Aucun des personnages de cette histoire ne m'a séduite, à part peut-être Darwin, moins adolescent que les autres. Sonia m'a agacée ; Martin m'a exaspérée, son égoïsme, son manque de sentiment, de force, de courage étant trop flagrant. Quant à la famille de Sonia, ces blancs rebelles qui luttent contre les bolchéviques à grand renfort de publications écrites et publiées à Paris et Berlin, ils sont plutôt pitoyables qu'autre chose.
Et pourtant, le charme a joué. Je ne sais pas ce qui m'a séduite dans ce livre. Les ambiances, des souvenirs se collant en surimpression sur les pages, les paysages défilants à travers les fenêtres de train, les lumières au loin ; le plaisir de la lectures ; l'embellissement des souvenirs, au point d'imaginer des histoires fantasques auxquelles on croit après.. Le style de Nabokov, surtout, ces mots parfaits et exacts qu'il utilise et qui me parlent.
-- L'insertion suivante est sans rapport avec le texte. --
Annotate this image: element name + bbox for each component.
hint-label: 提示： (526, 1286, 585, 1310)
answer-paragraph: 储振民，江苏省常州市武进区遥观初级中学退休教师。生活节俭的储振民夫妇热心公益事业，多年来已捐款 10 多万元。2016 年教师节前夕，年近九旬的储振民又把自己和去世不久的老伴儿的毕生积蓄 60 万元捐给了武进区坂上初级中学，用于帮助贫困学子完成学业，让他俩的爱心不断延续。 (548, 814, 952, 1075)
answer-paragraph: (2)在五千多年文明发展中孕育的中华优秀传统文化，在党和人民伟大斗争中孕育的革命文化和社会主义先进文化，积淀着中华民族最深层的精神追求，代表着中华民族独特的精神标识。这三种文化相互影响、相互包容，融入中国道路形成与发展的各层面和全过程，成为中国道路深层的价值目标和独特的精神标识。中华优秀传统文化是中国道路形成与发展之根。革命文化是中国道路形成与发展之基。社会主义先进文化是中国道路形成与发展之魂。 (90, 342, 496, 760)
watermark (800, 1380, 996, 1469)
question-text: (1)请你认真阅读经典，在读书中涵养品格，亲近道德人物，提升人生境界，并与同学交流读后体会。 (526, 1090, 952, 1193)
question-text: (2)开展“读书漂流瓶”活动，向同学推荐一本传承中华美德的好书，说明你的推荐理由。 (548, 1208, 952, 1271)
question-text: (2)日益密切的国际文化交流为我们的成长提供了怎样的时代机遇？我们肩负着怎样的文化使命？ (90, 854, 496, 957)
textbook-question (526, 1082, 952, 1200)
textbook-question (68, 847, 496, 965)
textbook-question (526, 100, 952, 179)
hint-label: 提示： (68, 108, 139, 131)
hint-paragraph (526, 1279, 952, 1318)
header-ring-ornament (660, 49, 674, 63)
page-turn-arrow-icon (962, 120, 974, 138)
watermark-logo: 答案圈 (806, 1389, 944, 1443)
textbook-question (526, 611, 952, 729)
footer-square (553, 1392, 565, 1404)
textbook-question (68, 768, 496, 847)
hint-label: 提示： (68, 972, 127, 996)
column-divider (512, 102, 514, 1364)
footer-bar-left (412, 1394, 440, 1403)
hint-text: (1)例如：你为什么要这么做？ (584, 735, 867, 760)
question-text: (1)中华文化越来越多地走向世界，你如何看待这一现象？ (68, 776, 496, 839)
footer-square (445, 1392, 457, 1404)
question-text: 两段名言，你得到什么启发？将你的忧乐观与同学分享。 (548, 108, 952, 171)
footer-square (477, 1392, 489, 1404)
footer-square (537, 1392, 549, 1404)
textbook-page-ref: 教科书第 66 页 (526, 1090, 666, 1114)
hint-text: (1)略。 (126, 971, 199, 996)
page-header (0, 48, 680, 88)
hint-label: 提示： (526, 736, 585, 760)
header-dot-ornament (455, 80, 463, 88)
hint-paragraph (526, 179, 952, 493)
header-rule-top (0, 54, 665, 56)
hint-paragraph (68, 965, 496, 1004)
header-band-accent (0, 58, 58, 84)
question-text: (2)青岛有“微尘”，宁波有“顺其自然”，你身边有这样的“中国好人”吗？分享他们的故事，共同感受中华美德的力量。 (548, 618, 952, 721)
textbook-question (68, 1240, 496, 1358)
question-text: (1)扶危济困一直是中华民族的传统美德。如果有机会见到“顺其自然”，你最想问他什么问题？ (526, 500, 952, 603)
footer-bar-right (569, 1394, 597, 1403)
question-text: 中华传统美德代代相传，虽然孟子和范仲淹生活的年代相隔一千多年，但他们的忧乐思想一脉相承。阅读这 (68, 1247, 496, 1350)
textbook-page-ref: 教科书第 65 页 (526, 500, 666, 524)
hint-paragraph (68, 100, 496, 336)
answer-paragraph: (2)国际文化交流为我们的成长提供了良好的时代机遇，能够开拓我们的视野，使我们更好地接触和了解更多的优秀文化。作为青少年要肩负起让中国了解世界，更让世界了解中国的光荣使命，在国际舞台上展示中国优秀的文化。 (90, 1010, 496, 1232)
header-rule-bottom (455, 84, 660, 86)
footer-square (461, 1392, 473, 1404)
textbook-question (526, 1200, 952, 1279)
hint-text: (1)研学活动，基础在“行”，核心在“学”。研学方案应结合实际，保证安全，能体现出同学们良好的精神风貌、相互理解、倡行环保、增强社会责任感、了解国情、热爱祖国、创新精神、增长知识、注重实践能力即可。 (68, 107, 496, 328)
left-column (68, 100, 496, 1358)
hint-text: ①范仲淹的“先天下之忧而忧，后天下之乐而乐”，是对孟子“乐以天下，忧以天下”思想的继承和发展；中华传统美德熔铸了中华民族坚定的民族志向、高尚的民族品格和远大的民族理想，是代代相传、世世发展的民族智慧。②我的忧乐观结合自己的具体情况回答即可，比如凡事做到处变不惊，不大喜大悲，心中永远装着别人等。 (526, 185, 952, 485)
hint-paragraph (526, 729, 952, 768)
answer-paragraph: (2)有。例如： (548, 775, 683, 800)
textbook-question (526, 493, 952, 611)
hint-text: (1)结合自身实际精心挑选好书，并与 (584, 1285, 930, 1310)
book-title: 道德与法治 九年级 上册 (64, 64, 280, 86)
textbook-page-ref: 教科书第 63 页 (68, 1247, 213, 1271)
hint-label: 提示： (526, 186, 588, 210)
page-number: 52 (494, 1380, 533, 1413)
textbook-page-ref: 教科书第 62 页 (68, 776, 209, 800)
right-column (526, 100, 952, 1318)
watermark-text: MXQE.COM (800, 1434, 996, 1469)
J'ai été aussi très touchée par la fin, cette manière de dire sans dire, de nous faire ressentir sans nous montrer, la légéreté avec laquelle il nous parle de choses difficiles, l'intelligence avec laquelle il considère ses lecteurs.
"L'air était poisseux, ici et là des racines d'arbres traversaient le chemin, des aiguilles de sapin toutes noires effleuraient de temps en temps son épaule, le sentier obscur se faufilait en lacets pittoresques et mystérieux entre les troncs d'arbres."